Fun fact: I cannot listen to the overworld music of FF7 without tears.  It reminds me of my aunt and I playing it together when shit got really rough.





She saw me get married in June of 2007.  I had never seen her happier.  Ever.

She was gone that September.

She left me her entire collection.  Everything I didn't already have, she had given to me.  Every NES, SNES, PlayStation 1 & 2 game she owned, it was to be given to me.  I was the only steward capable of realizing the magnitude of the treasure trove that had been bequeathed, the only one who knew the tales of all of those worlds we had conquered together.
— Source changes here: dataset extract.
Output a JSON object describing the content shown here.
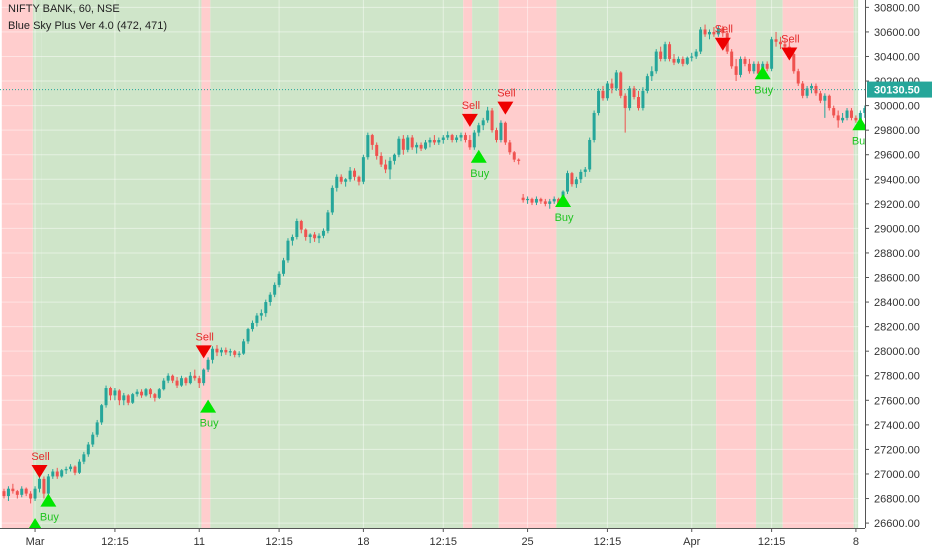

She also left a desire to never truly grow up, to never forget what it was like being three years old on shag carpet in the mid-eighties, clutching an alien piece of plastic with buttons that made the sword throw light at the things that scared you.  She instilled a sense of learning from my mistakes by doing things myself, the hard way being the only way.  My daughter has a piece of her middle name, "Lynn," as part of her own.  I tell her stories about her Aunt Vicky all the time, and as my daughter gets older, I'll be taking her on a lot of those same adventures with me.  

To me, it seems right.





And when I wake up on Saturday mornings, and my daughter asks for me to turn on "headband man," I can't help but think that my Aunt is still very much here in some fashion, laughing all the while with me as I put Street Fighter into my PlayStation, as per adorable toddler request.

If there is an afterlife, I know there's a second controller and a bag of Oreos waiting for me.